American philosopher and writer Ben Woodard’s (b.1984, Tucson, USA) timeline presents the decades to come with laconic and straightforward descriptions, as if reading headlines from a future newspaper. A world of scarce resources distributed by force, of digital movements and planetary colonizations, begins to unravel. It starts with allies the UK, USA, and Russia closing their borders and annexing foreign oil and coal reserves. By 2040, the world is immersed in the Virtual Apocalypse, triggered by the Digital Separatists (DS) who choose to “emigrate” to the virtual world rather than living in physical reality, or volunteer to join sleeper ships bound for Mars. The next few decades are characterized by China’s technological innovations, debt wars with Eastern Europe and South Asia, rising temperatures and water levels, a rebellion of artificial insects, and the invention of shared consciousness on Mars.

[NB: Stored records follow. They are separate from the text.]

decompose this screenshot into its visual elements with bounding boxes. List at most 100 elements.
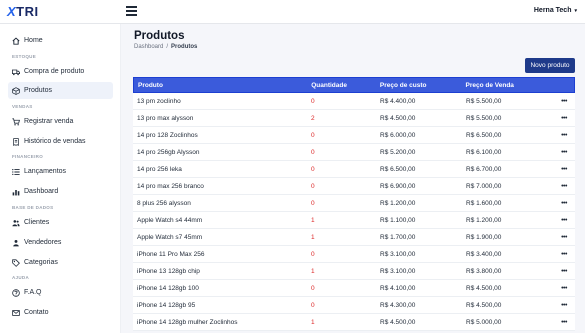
section-label: AJUDA — [12, 275, 30, 280]
table-row[interactable]: iPhone 14 128gb 95 0 R$ 4.300,00 R$ 4.500,0… — [133, 297, 575, 314]
row-actions-icon[interactable]: ••• — [553, 200, 575, 207]
new-product-button[interactable]: Novo produto — [525, 58, 575, 73]
product-name-cell: iPhone 11 Pro Max 256 — [137, 250, 205, 258]
table-row[interactable]: 13 pro max alysson 2 R$ 4.500,00 R$ 5.500,0… — [133, 110, 575, 127]
product-name-cell: Apple Watch s7 45mm — [137, 233, 203, 241]
sale-price-cell: R$ 4.500,00 — [466, 284, 502, 292]
sidebar-item-label: Compra de produto — [24, 68, 85, 75]
row-actions-icon[interactable]: ••• — [553, 166, 575, 173]
sale-price-cell: R$ 5.000,00 — [466, 318, 502, 326]
quantity-cell: 0 — [311, 284, 315, 292]
section-label: FINANCEIRO — [12, 154, 43, 159]
table-row[interactable]: Apple Watch s7 45mm 1 R$ 1.700,00 R$ 1.900,… — [133, 229, 575, 246]
table-row[interactable]: 14 pro 128 Zoclinhos 0 R$ 6.000,00 R$ 6.500… — [133, 127, 575, 144]
sale-price-cell: R$ 7.000,00 — [466, 182, 502, 190]
quantity-cell: 2 — [311, 114, 315, 122]
row-actions-icon[interactable]: ••• — [553, 98, 575, 105]
logo-mark: X — [7, 4, 17, 19]
sidebar-item-home[interactable]: Home — [8, 32, 113, 49]
table-row[interactable]: 14 pro 256 leka 0 R$ 6.500,00 R$ 6.700,00 ••… — [133, 161, 575, 178]
sidebar-item-dashboard[interactable]: Dashboard — [8, 183, 113, 200]
column-header-quantidade[interactable]: Quantidade — [308, 82, 377, 89]
table-row[interactable]: 13 pm zoclinho 0 R$ 4.400,00 R$ 5.500,00 ••• — [133, 93, 575, 110]
row-actions-icon[interactable]: ••• — [553, 132, 575, 139]
table-row[interactable]: iPhone 14 128gb mulher Zoclinhos 1 R$ 4.50… — [133, 314, 575, 331]
column-header-preco-de-venda[interactable]: Preço de Venda — [463, 82, 553, 89]
list-icon — [11, 167, 20, 176]
row-actions-icon[interactable]: ••• — [553, 183, 575, 190]
row-actions-icon[interactable]: ••• — [553, 285, 575, 292]
sidebar-item-lancamentos[interactable]: Lançamentos — [8, 163, 113, 180]
cost-price-cell: R$ 3.100,00 — [380, 250, 416, 258]
sidebar-item-compra-de-produto[interactable]: Compra de produto — [8, 63, 113, 80]
product-name-cell: 14 pro 256 leka — [137, 165, 182, 173]
cost-price-cell: R$ 4.100,00 — [380, 284, 416, 292]
sidebar-item-historico-de-vendas[interactable]: Histórico de vendas — [8, 133, 113, 150]
cost-price-cell: R$ 6.900,00 — [380, 182, 416, 190]
row-actions-icon[interactable]: ••• — [553, 251, 575, 258]
sidebar-item-label: Clientes — [24, 219, 50, 226]
row-actions-icon[interactable]: ••• — [553, 302, 575, 309]
quantity-cell: 1 — [311, 216, 315, 224]
section-label: VENDAS — [12, 104, 33, 109]
table-header: Produto Quantidade Preço de custo Preço … — [133, 77, 575, 93]
row-actions-icon[interactable]: ••• — [553, 319, 575, 326]
cost-price-cell: R$ 4.300,00 — [380, 301, 416, 309]
sale-price-cell: R$ 6.700,00 — [466, 165, 502, 173]
sale-price-cell: R$ 4.500,00 — [466, 301, 502, 309]
chart-icon — [11, 187, 20, 196]
sidebar-item-faq[interactable]: F.A.Q — [8, 284, 113, 301]
table-row[interactable]: iPhone 13 128gb chip 1 R$ 3.100,00 R$ 3.800… — [133, 263, 575, 280]
cost-price-cell: R$ 6.500,00 — [380, 165, 416, 173]
quantity-cell: 0 — [311, 97, 315, 105]
quantity-cell: 0 — [311, 165, 315, 173]
quantity-cell: 0 — [311, 199, 315, 207]
sale-price-cell: R$ 5.500,00 — [466, 97, 502, 105]
sale-price-cell: R$ 5.500,00 — [466, 114, 502, 122]
users-icon — [11, 218, 20, 227]
cost-price-cell: R$ 1.700,00 — [380, 233, 416, 241]
row-actions-icon[interactable]: ••• — [553, 234, 575, 241]
table-row[interactable]: iPhone 11 Pro Max 256 0 R$ 3.100,00 R$ 3.40… — [133, 246, 575, 263]
user-group-icon — [11, 238, 20, 247]
breadcrumb-separator: / — [166, 44, 169, 50]
menu-toggle-icon[interactable] — [126, 6, 137, 16]
breadcrumb-current: Produtos — [171, 44, 198, 50]
column-header-preco-de-custo[interactable]: Preço de custo — [377, 82, 463, 89]
sidebar-item-produtos[interactable]: Produtos — [8, 82, 113, 99]
sidebar-item-registrar-venda[interactable]: Registrar venda — [8, 113, 113, 130]
product-name-cell: iPhone 14 128gb mulher Zoclinhos — [137, 318, 238, 326]
sidebar-item-clientes[interactable]: Clientes — [8, 214, 113, 231]
sidebar-item-categorias[interactable]: Categorias — [8, 254, 113, 271]
product-name-cell: 14 pro 256gb Alysson — [137, 148, 200, 156]
sale-price-cell: R$ 6.100,00 — [466, 148, 502, 156]
sale-price-cell: R$ 3.400,00 — [466, 250, 502, 258]
sidebar-item-vendedores[interactable]: Vendedores — [8, 234, 113, 251]
sidebar-item-contato[interactable]: Contato — [8, 304, 113, 321]
sidebar-item-label: Vendedores — [24, 239, 62, 246]
row-actions-icon[interactable]: ••• — [553, 217, 575, 224]
table-row[interactable]: 8 plus 256 alysson 0 R$ 1.200,00 R$ 1.600,0… — [133, 195, 575, 212]
row-actions-icon[interactable]: ••• — [553, 115, 575, 122]
box-icon — [11, 86, 20, 95]
app-logo[interactable]: XTRI — [7, 4, 39, 19]
sale-price-cell: R$ 1.200,00 — [466, 216, 502, 224]
user-menu[interactable]: Herna Tech ▾ — [534, 7, 577, 14]
product-name-cell: 14 pro max 256 branco — [137, 182, 204, 190]
row-actions-icon[interactable]: ••• — [553, 268, 575, 275]
table-row[interactable]: Apple Watch s4 44mm 1 R$ 1.100,00 R$ 1.200,… — [133, 212, 575, 229]
row-actions-icon[interactable]: ••• — [553, 149, 575, 156]
column-header-produto[interactable]: Produto — [134, 82, 308, 89]
cost-price-cell: R$ 5.200,00 — [380, 148, 416, 156]
table-row[interactable]: iPhone 14 128gb 100 0 R$ 4.100,00 R$ 4.500,… — [133, 280, 575, 297]
table-row[interactable]: 14 pro max 256 branco 0 R$ 6.900,00 R$ 7.00… — [133, 178, 575, 195]
cost-price-cell: R$ 4.500,00 — [380, 114, 416, 122]
table-row[interactable]: 14 pro 256gb Alysson 0 R$ 5.200,00 R$ 6.100… — [133, 144, 575, 161]
sale-price-cell: R$ 1.900,00 — [466, 233, 502, 241]
quantity-cell: 0 — [311, 301, 315, 309]
breadcrumb-link-dashboard[interactable]: Dashboard — [134, 44, 163, 50]
product-name-cell: 14 pro 128 Zoclinhos — [137, 131, 198, 139]
top-bar: XTRI Herna Tech ▾ — [0, 0, 585, 24]
sidebar-item-label: Home — [24, 37, 43, 44]
sidebar-item-label: Dashboard — [24, 188, 59, 195]
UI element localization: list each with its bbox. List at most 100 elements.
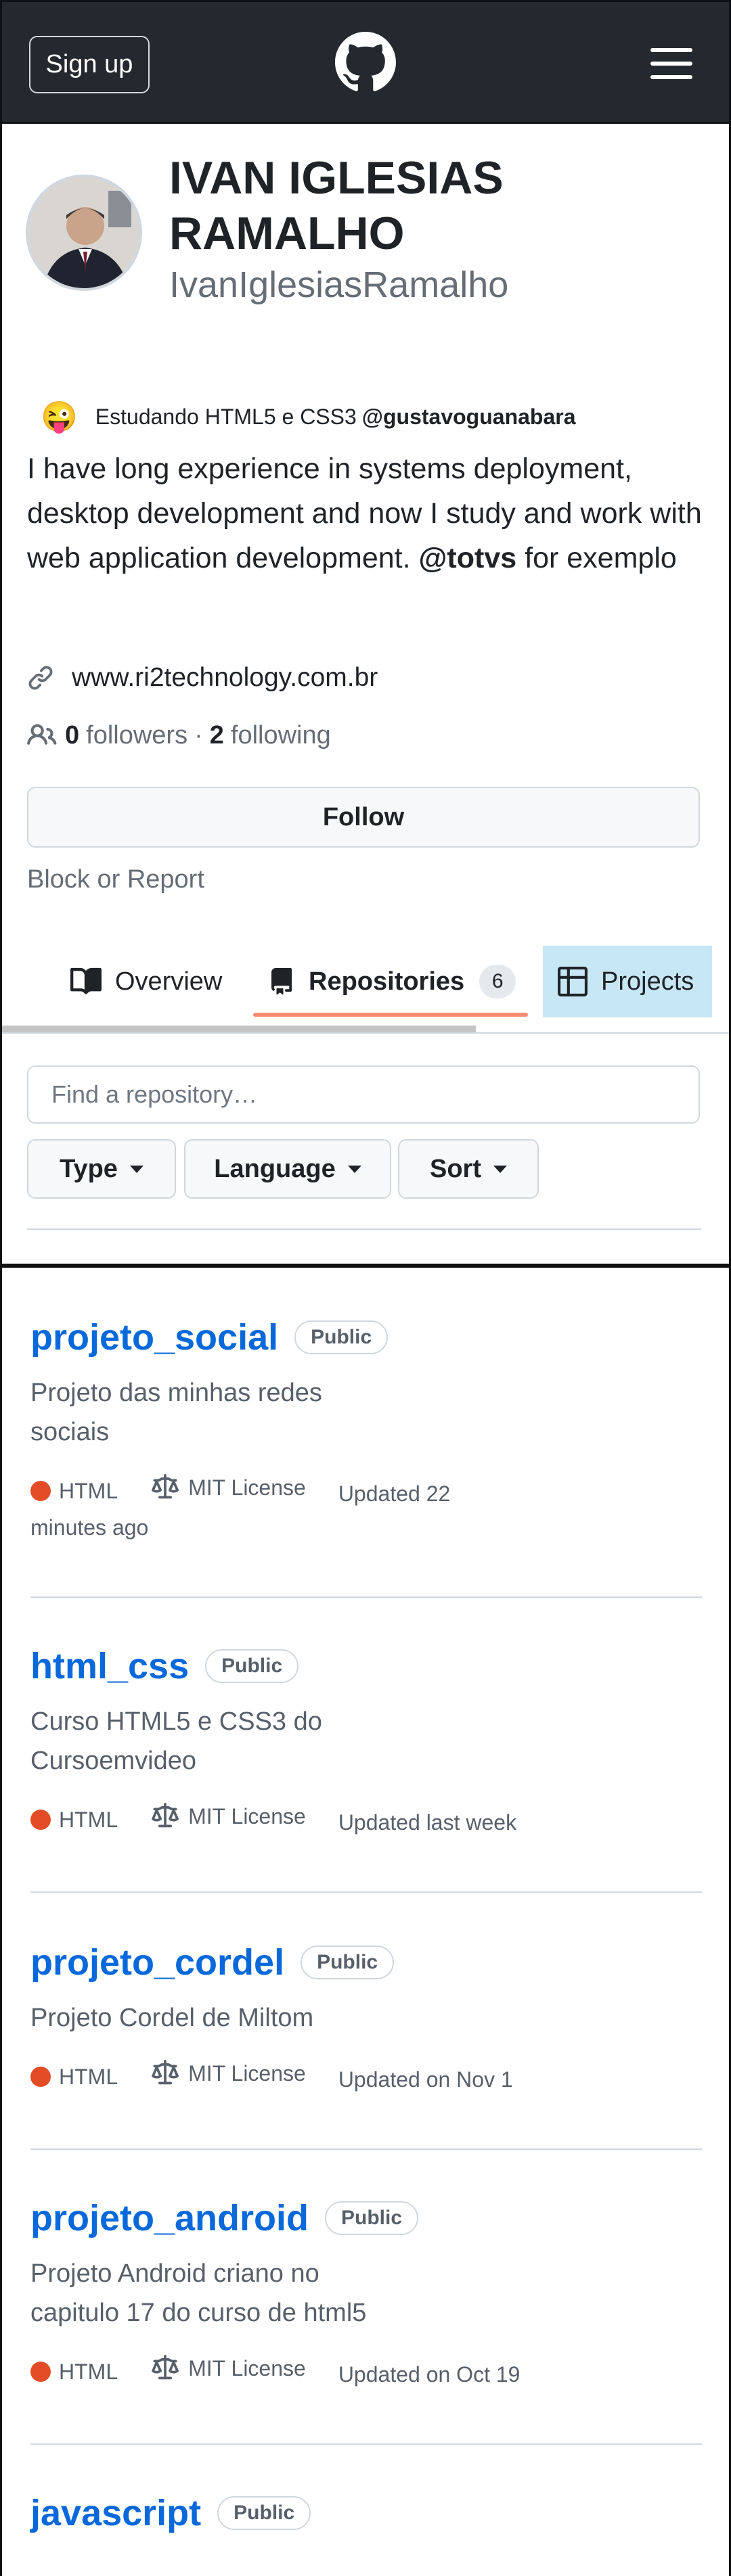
- github-mark-icon[interactable]: [335, 32, 396, 93]
- chevron-down-icon: [129, 1165, 143, 1173]
- profile-full-name: IVAN IGLESIAS RAMALHO: [169, 152, 504, 259]
- repo-divider: [30, 2443, 702, 2445]
- language-color-dot: [30, 2067, 51, 2087]
- status-emoji: 😜: [41, 400, 78, 434]
- language-color-dot: [30, 1810, 51, 1830]
- sort-filter-button[interactable]: Sort: [398, 1139, 539, 1199]
- follow-separator: ·: [194, 720, 203, 750]
- license-label: MIT License: [188, 2356, 306, 2380]
- profile-website[interactable]: www.ri2technology.com.br: [27, 663, 378, 693]
- following-count[interactable]: 2: [210, 721, 224, 750]
- visibility-badge: Public: [205, 1649, 299, 1683]
- repo-language: HTML: [30, 1803, 118, 1837]
- find-repository-input[interactable]: Find a repository…: [27, 1065, 700, 1124]
- hamburger-menu-icon[interactable]: [650, 48, 692, 79]
- followers-label[interactable]: followers: [86, 721, 187, 750]
- status-mention-link[interactable]: @gustavoguanabara: [362, 405, 576, 430]
- user-status[interactable]: 😜 Estudando HTML5 e CSS3 @gustavoguanaba…: [41, 399, 576, 434]
- language-label: HTML: [59, 2360, 118, 2384]
- repo-license: MIT License: [150, 2056, 306, 2090]
- following-label[interactable]: following: [231, 721, 331, 750]
- repo-updated: Updated on Oct 19: [338, 2362, 520, 2387]
- repo-license: MIT License: [150, 2351, 306, 2385]
- type-filter-label: Type: [60, 1154, 118, 1183]
- language-filter-label: Language: [214, 1154, 336, 1183]
- tab-projects[interactable]: Projects: [543, 946, 712, 1017]
- language-label: HTML: [59, 2065, 118, 2089]
- repo-name-link[interactable]: html_css: [30, 1645, 189, 1687]
- language-label: HTML: [59, 1808, 118, 1832]
- repo-name-link[interactable]: javascript: [30, 2492, 201, 2534]
- follow-button[interactable]: Follow: [27, 787, 700, 848]
- table-icon: [558, 967, 588, 996]
- follow-counts: 0 followers · 2 following: [27, 720, 331, 750]
- tabs-scrollbar[interactable]: [2, 1026, 476, 1032]
- repo-item: projeto_android Public Projeto Android c…: [30, 2197, 702, 2391]
- repo-name-link[interactable]: projeto_cordel: [30, 1941, 284, 1983]
- visibility-badge: Public: [301, 1946, 395, 1979]
- repo-description: Projeto Android criano no capitulo 17 do…: [30, 2259, 367, 2327]
- book-icon: [70, 967, 102, 994]
- language-color-dot: [30, 2362, 51, 2382]
- repo-item: javascript Public: [30, 2492, 702, 2534]
- language-color-dot: [30, 1481, 51, 1501]
- tab-repositories-label: Repositories: [309, 967, 465, 996]
- repo-divider: [30, 2148, 702, 2150]
- repo-item: projeto_social Public Projeto das minhas…: [30, 1316, 702, 1544]
- active-tab-underline: [253, 1013, 528, 1017]
- repo-updated: Updated last week: [338, 1810, 517, 1835]
- sort-filter-label: Sort: [430, 1154, 481, 1183]
- tabs-divider: [2, 1032, 729, 1034]
- repo-license: MIT License: [150, 1799, 306, 1833]
- followers-count[interactable]: 0: [65, 721, 79, 750]
- repo-updated: Updated on Nov 1: [338, 2067, 513, 2092]
- visibility-badge: Public: [217, 2496, 311, 2530]
- tab-overview-label: Overview: [115, 967, 223, 996]
- chevron-down-icon: [347, 1165, 361, 1173]
- top-header: Sign up: [0, 0, 731, 124]
- avatar[interactable]: [26, 175, 142, 291]
- repo-list-divider: [27, 1228, 701, 1230]
- repo-description: Curso HTML5 e CSS3 do Cursoemvideo: [30, 1707, 322, 1775]
- repo-language: HTML: [30, 1474, 118, 1508]
- law-icon: [152, 1474, 179, 1499]
- tab-overview[interactable]: Overview: [70, 946, 222, 1017]
- people-icon: [27, 724, 57, 745]
- repo-icon: [271, 968, 292, 995]
- repo-name-link[interactable]: projeto_social: [30, 1316, 278, 1358]
- license-label: MIT License: [188, 2061, 306, 2086]
- language-label: HTML: [59, 1479, 118, 1503]
- visibility-badge: Public: [294, 1320, 389, 1354]
- repo-divider: [30, 1596, 702, 1598]
- repo-description: Projeto das minhas redes sociais: [30, 1379, 322, 1446]
- tab-projects-label: Projects: [601, 967, 694, 996]
- repo-item: projeto_cordel Public Projeto Cordel de …: [30, 1941, 702, 2096]
- language-filter-button[interactable]: Language: [184, 1139, 391, 1199]
- repo-name-link[interactable]: projeto_android: [30, 2197, 309, 2239]
- license-label: MIT License: [188, 1475, 306, 1500]
- status-text: Estudando HTML5 e CSS3: [95, 404, 357, 429]
- repositories-count-badge: 6: [479, 965, 516, 998]
- license-label: MIT License: [188, 1804, 306, 1828]
- repo-divider: [30, 1891, 702, 1893]
- repo-license: MIT License: [150, 1471, 306, 1504]
- type-filter-button[interactable]: Type: [27, 1139, 176, 1199]
- bio-mention-link[interactable]: @totvs: [419, 542, 517, 574]
- profile-bio: I have long experience in systems deploy…: [27, 446, 704, 580]
- chevron-down-icon: [493, 1165, 507, 1173]
- repo-description: Projeto Cordel de Miltom: [30, 2004, 314, 2032]
- block-or-report-link[interactable]: Block or Report: [27, 865, 204, 894]
- visibility-badge: Public: [325, 2201, 419, 2235]
- law-icon: [152, 2355, 179, 2380]
- repo-item: html_css Public Curso HTML5 e CSS3 do Cu…: [30, 1645, 702, 1839]
- repo-language: HTML: [30, 2060, 118, 2094]
- repo-language: HTML: [30, 2355, 118, 2389]
- profile-username: IvanIglesiasRamalho: [169, 264, 509, 305]
- tab-repositories[interactable]: Repositories 6: [268, 946, 516, 1017]
- avatar-photo: [28, 177, 139, 288]
- website-link[interactable]: www.ri2technology.com.br: [72, 663, 378, 693]
- link-icon: [28, 666, 53, 690]
- law-icon: [152, 2060, 179, 2085]
- sign-up-button[interactable]: Sign up: [29, 36, 150, 93]
- law-icon: [152, 1803, 179, 1828]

Professor of Cultural History Helge Jordheim (b.1971, Drammen, Norway) and Senior Researcher Bodhisattva Chattopadhyay, both of whom work at the University of Oslo, Norway and are members of the Lifetimes research group, propose a short science fiction story of a sort. Moving away from a conventional or linear version of a timeline, they present a narrative composed of texts within texts where the reader can discern various futures spread between excerpts from existing books and novels, and their own writing. Thus, we perceive not one but multiple worldviews and outcomes: audacious, vivid, scary, imaginative, continuously interlacing, and never quite reassuring. Unless… “it didn’t happen that way at all.”